Mordovian cuisine is widespread in the country.

===Penal colonies===

Mordovia is home to multiple penal colonies. Prisons in Mordovia are regarded by many as having conditions harsher than most Russian prisons. According to University of Helsinki sociologist Olga Zeveleva, who works with the Gulag Echoes project studying Russian prison conditions, "Prisons in Mordovia are notoriously terrible, even by Russian standards. The prisons there are known for the harsh regimes and human rights violations." According to The Guardian, a popular saying among female prison inmates in Russia is "If you haven't done time in Mordovia, you haven't done time at all." The prison was built as a part of a system of similar prisons in the region in the 1930s during the Soviet era.
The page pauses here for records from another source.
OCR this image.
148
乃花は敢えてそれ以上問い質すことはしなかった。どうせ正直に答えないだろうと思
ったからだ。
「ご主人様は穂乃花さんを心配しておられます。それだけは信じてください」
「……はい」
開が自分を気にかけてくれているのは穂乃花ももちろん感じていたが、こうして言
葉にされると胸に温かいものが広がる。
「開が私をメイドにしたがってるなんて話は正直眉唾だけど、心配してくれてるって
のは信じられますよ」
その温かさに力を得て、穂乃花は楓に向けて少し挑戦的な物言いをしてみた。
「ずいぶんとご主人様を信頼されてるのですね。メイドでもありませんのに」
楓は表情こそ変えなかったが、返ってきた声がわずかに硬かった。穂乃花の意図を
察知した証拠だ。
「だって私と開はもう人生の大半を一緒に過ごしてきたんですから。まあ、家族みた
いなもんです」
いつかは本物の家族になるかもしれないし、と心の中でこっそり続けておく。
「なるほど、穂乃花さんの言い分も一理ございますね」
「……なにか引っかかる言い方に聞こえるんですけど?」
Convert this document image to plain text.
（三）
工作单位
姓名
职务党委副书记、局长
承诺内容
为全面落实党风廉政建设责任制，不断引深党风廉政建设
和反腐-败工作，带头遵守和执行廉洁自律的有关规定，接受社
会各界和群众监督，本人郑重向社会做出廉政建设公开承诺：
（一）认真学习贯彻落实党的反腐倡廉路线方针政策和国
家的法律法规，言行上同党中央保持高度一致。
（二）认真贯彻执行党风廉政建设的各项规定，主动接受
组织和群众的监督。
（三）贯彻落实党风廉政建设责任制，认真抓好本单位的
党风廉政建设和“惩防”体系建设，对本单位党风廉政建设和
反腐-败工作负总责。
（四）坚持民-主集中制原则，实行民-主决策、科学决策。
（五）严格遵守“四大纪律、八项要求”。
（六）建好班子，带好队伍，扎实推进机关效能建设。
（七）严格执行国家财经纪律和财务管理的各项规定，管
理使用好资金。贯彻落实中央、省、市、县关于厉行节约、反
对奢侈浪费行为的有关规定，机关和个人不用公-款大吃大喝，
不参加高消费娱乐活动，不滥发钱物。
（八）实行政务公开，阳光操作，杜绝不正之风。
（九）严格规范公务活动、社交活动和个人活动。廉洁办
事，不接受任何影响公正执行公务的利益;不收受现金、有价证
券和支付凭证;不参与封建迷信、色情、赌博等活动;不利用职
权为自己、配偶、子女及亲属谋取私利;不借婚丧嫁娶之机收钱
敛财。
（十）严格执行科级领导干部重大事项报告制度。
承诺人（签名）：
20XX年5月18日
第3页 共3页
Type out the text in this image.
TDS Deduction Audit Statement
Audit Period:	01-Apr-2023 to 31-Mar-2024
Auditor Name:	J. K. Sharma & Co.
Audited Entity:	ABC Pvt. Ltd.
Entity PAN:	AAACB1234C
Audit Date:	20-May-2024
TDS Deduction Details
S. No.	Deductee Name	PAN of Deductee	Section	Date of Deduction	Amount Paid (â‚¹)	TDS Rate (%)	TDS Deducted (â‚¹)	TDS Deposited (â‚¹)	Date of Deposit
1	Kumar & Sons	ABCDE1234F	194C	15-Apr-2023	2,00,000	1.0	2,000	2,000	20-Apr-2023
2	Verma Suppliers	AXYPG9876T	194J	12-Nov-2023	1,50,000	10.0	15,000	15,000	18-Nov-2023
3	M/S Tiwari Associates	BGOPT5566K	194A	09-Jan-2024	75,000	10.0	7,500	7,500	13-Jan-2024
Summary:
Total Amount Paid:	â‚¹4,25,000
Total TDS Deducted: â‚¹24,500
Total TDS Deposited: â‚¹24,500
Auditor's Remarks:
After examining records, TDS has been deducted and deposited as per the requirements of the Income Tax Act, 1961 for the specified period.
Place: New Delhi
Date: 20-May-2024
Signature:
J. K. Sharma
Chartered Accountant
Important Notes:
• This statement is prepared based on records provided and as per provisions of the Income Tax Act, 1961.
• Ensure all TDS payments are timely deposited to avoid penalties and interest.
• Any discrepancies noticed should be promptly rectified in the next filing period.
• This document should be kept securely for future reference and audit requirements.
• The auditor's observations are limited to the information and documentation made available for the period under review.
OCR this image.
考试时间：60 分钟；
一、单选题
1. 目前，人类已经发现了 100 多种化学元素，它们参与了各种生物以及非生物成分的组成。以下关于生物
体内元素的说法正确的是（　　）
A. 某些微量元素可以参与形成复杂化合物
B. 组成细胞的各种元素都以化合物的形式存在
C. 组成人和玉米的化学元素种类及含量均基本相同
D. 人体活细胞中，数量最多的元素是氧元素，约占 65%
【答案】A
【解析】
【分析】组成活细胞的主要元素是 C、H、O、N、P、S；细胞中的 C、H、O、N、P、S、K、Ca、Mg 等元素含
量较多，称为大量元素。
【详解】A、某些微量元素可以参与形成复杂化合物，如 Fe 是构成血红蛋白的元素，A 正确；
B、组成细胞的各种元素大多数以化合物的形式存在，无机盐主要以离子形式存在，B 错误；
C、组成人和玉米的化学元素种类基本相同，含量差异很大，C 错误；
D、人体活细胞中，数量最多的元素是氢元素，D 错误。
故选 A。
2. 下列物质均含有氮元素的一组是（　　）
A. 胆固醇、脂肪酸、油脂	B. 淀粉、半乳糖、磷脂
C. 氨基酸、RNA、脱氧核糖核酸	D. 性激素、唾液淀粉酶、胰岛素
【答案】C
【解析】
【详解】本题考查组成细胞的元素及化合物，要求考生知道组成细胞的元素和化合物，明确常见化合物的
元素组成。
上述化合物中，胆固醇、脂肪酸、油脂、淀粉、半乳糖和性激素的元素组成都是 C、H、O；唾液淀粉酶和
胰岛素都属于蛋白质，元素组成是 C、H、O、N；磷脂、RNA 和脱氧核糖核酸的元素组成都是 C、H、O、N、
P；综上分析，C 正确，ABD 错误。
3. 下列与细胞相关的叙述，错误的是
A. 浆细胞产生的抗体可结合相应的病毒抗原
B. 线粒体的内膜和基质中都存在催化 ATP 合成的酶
University of Oxford scholar Judith Pallot described the prison as being "stuck in time for 50 years." Violence from other prisoners and prison guards is not as frequent as in men's prisons, but is not uncommon. Among the prisoners held in Mordovia's penal colonies was Paul Whelan, a U.S. citizen accused of spying and sentenced to 16 years. Jailed in 2020, he was released in a United States-Russia prisoner swap in 2024.

===Sport===
Mordovia, along with neighbour Chuvashia and Penza Oblast, has given some of the best modern racewalking athletes, both women (Olga Kaniskina, Anisya Kirdyapkina, Elena Lashmanova, Olena Shumkina, Irina Stankina) and men (Sergey Bakulin, Valeriy Borchin, Stanislav Emelyanov, Vladimir Kanaykin, Sergey Kirdyapkin, Sergey Morozov, Denis Nizhegorodov, Roman Rasskazov), apart from Alexei Nemov (see more in the article History of Mordovian sport).

==Language==

The Mordvinic languages, alternatively Mordvin languages, or Mordvinian languages (Мордовские языки, Mordovskiye yazyki, the official Russian term for the language pair),
are a subgroup of the Uralic languages, comprising the closely related Erzya language and Moksha language.
Previously considered a single "Mordvin language", it is now treated as a small language grouping consisting of just two languages. Due to differences in phonology, lexicon, and grammar, Erzya and Moksha are not mutually intelligible, so the Russian language is often used for intergroup communications.

The two Mordvinic languages also have separate literary forms. The Erzya literary language was created in 1922 and the Mokshan in 1923.

The two Mordvinic languages are official languages of Mordovia along with Russian.